Vaccini e autismo, legame negato anche fra i bambini più a rischio

Vaccini e autismo, legame negato anche fra i bambini più a rischio
(salute24) Il supposto legame tra vaccini e autismo è un argomento di scottante attualità. Nonostante un corposo numero di ricerche condotte negli ultimi 15 anni non abbiano rilevato l’esistenza di alcuna associazione, c’è ancora chi continua a sostenere che il legame sia diretto e a condurre un’accanita battaglia contro i vaccini. Oggi, però, un nuovo studio pubblicato su Jama porta una nuova prova a sostegno dell’innocenza delle vaccinazioni, in particolare del vaccino contro il morbillo, la parotite e la rosolia (il cosiddetto Mpr), che non sarebbe associato alla comparsa dell’autismo nemmeno fra i bambini più a rischio – quelli che hanno fratelli maggiori cui è già stato diagnosticato un disturbo dello spettro autistico.

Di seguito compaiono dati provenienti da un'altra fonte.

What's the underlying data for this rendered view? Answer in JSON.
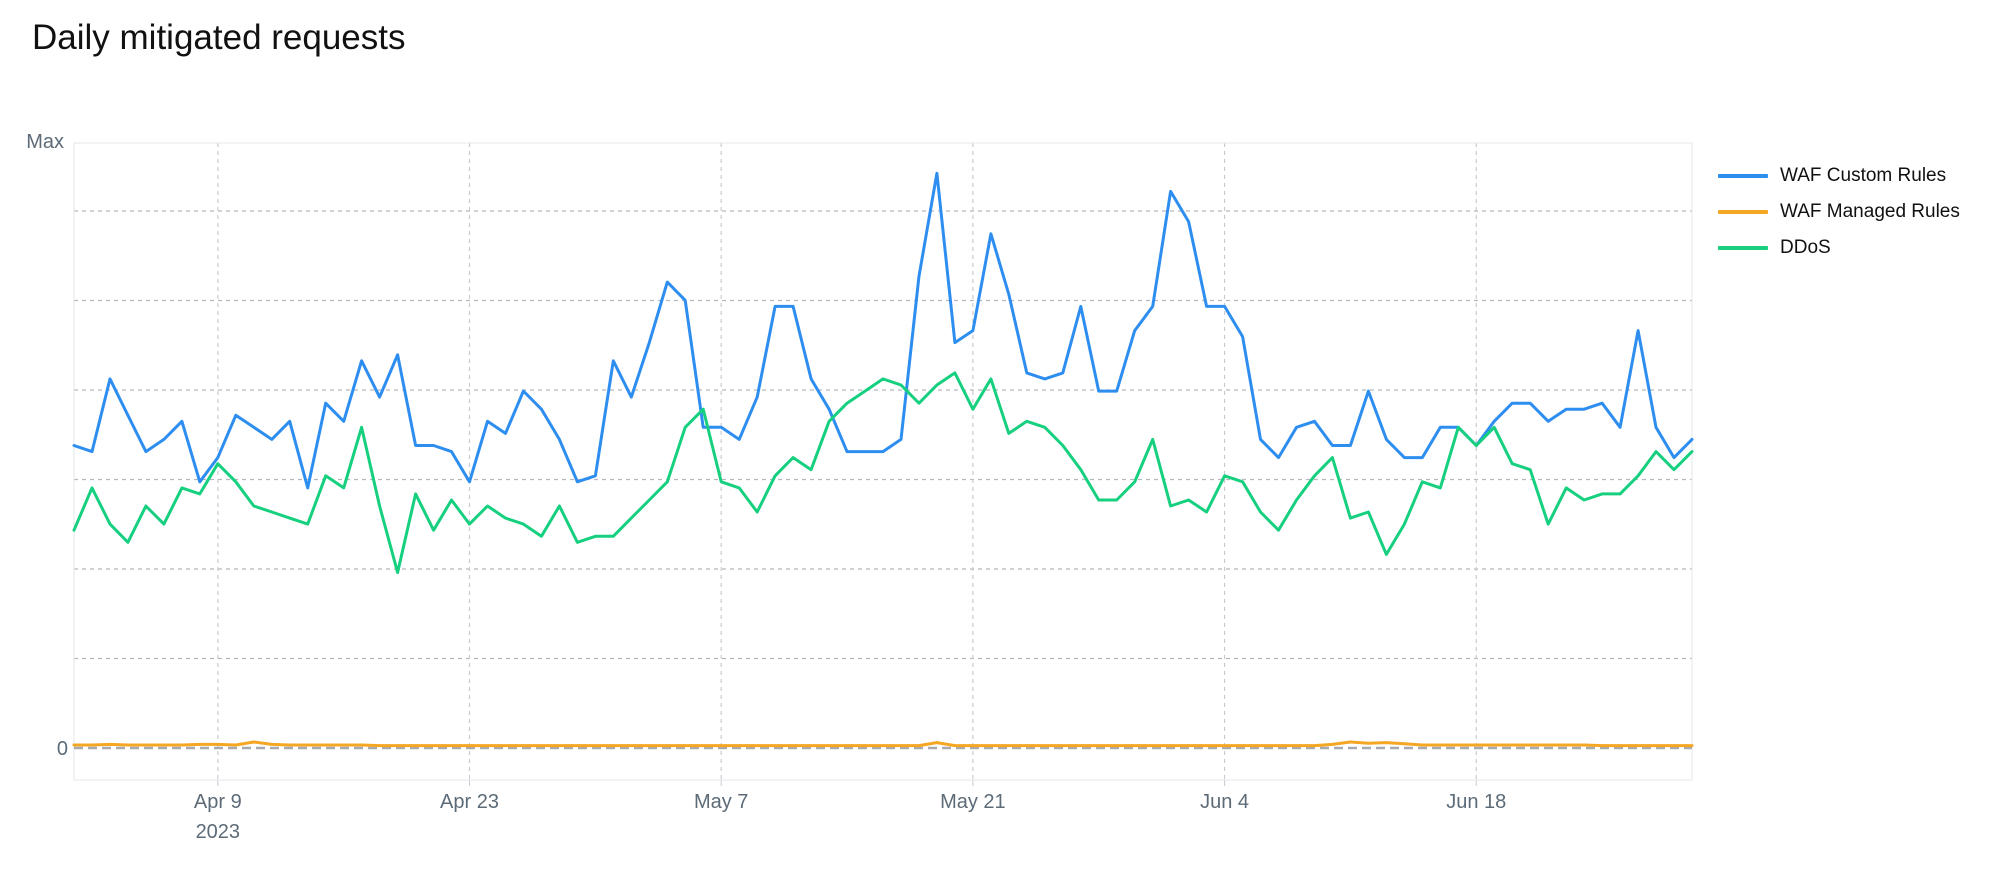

Per giungere a questa conclusione i ricercatori delle company statunitensi Lewin Group e Optum, insieme all’esperto dell’A. J. Drexel Autism Institute di Filadelfia Craig Newschaffer, hanno analizzato l’associazione tra somministrazione del vaccino Mpr e diagnosi di autismo in circa 95 mila bambini. Fra questi il 2% aveva un fratello maggiore affetto da un disturbo dello spettro autistico. “Non abbiamo osservato alcuna associazione tra il vaccino Mpr e un aumento del rischio di disturbi dello spettro autistico – scrivono gli autori dello studio – Non abbiamo trovato nemmeno alcuna prova che ricevere 1 o 2 dosi del vaccino Mpr sia associato a un aumento del rischio di disturbi dello spettro autistico fra i bambini che hanno fratelli maggiori con un disturbo dello spettro autistico”.
Fra questi ultimi l’incidenza del disturbo (6,9%) si è confermata maggiore che fra i piccoli senza casi di autismo fra i fratelli (0,9%). L’analisi dei dati ha anche stimato che all’età di 2 anni il rischio relativo (rispetto ai bambini non vaccinati) nei piccoli vaccinati con fratelli con autismo era pari a 0,76, non significativamente diverso dallo 0,91 rilevato fra i bambini senza casi di autismo fra i fratelli. Nemmeno a 5 anni, quando i bambini avevano ricevuto 2 dosi del vaccino Mpr, il rischio relativo è risultato significativamente diverso fra i piccoli con fratelli con autismo (0,56) e quelli senza fratelli con autismo (1,12).
Sulla base di questi dati i ricercatori hanno concluso che la somministrazione del vaccino Mpr non è associataa un aumento del rischio di disturbi dello spettro autistico a nessuna età. In un editoriale di accompagnamento allo studio Bryan Kings, esperto dell’Università di Washington e del Seattle Children’s Hospital, giunge alla stessa conclusione: “Non ci sono indicazioni che suggeriscano un legame tra l’Mpr e lo sviluppo dell’autismo nei bambini, che abbiano o non abbiano un fratello con autismo”.